The subjective lifestyle is thought to be one of the reasons for the higher rate of Covid-19 morbidity and mortality among men than women.
Without the right precautions, anyone can get Covid-19. However, based on the statistics published by countries, certain groups of people are more likely to be infected and die, including sex.
Specifically, men are more likely than women to contract the disease and die from Covid-19. In China, the rate of death from viral illness in men is 2.8% and for women is 1.7%, according to statistics posted on BMJ Global Health updated until February 28.
When an outbreak broke out, some countries also recorded higher male mortality rates, such as France, Germany, Iran, Italy, South Korea and Spain.
In Italy, with more than 3,000 deaths as of March 19, men account for 71% and in Spain, twice as many men die from the virus as women.
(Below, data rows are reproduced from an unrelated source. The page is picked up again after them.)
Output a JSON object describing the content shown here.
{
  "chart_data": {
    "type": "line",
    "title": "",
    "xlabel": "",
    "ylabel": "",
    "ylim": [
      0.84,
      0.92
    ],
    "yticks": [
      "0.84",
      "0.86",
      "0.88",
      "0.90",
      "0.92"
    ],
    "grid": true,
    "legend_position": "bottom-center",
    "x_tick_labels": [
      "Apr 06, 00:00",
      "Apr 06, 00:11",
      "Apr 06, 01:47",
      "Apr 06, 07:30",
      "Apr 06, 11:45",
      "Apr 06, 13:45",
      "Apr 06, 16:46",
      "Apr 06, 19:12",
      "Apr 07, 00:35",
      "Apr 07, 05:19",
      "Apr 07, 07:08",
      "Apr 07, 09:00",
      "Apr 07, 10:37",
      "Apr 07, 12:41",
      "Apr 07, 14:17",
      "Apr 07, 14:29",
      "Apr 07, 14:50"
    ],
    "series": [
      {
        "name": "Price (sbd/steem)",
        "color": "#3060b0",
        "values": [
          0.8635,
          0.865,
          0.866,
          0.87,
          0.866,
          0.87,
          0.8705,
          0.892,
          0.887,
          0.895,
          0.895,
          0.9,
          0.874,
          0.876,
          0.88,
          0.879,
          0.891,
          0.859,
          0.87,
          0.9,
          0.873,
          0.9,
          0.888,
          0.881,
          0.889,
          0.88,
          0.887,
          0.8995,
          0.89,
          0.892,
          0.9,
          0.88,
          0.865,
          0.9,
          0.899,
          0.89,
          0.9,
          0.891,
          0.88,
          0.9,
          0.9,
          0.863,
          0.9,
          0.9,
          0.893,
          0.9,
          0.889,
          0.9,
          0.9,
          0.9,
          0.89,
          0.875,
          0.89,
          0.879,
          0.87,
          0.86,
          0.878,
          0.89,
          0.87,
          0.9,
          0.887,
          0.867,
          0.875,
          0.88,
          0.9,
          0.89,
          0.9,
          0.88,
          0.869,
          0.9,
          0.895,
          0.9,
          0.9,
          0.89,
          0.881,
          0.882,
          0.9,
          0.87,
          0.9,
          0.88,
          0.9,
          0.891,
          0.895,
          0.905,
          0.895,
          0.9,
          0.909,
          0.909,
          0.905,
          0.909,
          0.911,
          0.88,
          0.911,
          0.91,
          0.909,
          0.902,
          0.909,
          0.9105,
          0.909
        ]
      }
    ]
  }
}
There is no in-depth study of why men are more susceptible to Covid-19 and die than women, a statement from Professor Sarah Hawkes of the UCL Center for Gender and Global Health.
However, the fact that men smoke a lot is thought to be one of the reasons. In China, about 50% of men smoke, while women are only 2%.
The World Health Organization (WHO) website also confirms that smokers are more likely to get seriously ill with Covid-19. The virus can spread from hand to cigarette and then into the body when the cigarette is brought to the mouth. In addition, they can also share cigarettes to others, increasing the risk of spreading the virus.
Contrast behaviors between men and women can also be the cause. Many studies show that men wash their hands less, use less soap, have fewer regular checkups and often ignore public health tips.
Some experts believe that the underlying biological characteristics may also be the cause. Despite the disparity in smoking rates, males in countries with different cultures still have higher rates of Covid-19 morbidity and mortality than women.
“I think something more extensive is the cause,” said Sabra Klein, a professor at Johns Hopkins Bloomberg School of Public Health.
A study that Klein participated in revealed that men have a lower immune system than infectious viruses like hepatitis C and HIV. There has been a similar study on mice with corona virus, but no SARS-CoV-2 strain has been studied.
Hormones may also play an important role. Estrogen has been shown to increase the immune response of immune cells. Many genes that regulate immune cells are encoded on X chromosomes (males have one, females have 2), so it is possible that some genes involved in the immune response will be more active in females than in males. .
Differences in the immune system by sex are more likely to occur in more in-depth studies on Covid-19. There are very few countries affected by the virus that disclose information on the sex cases and deaths. Hopefully many countries will publish data soon so that we can better understand people who are susceptible to diseases and deaths due to viruses.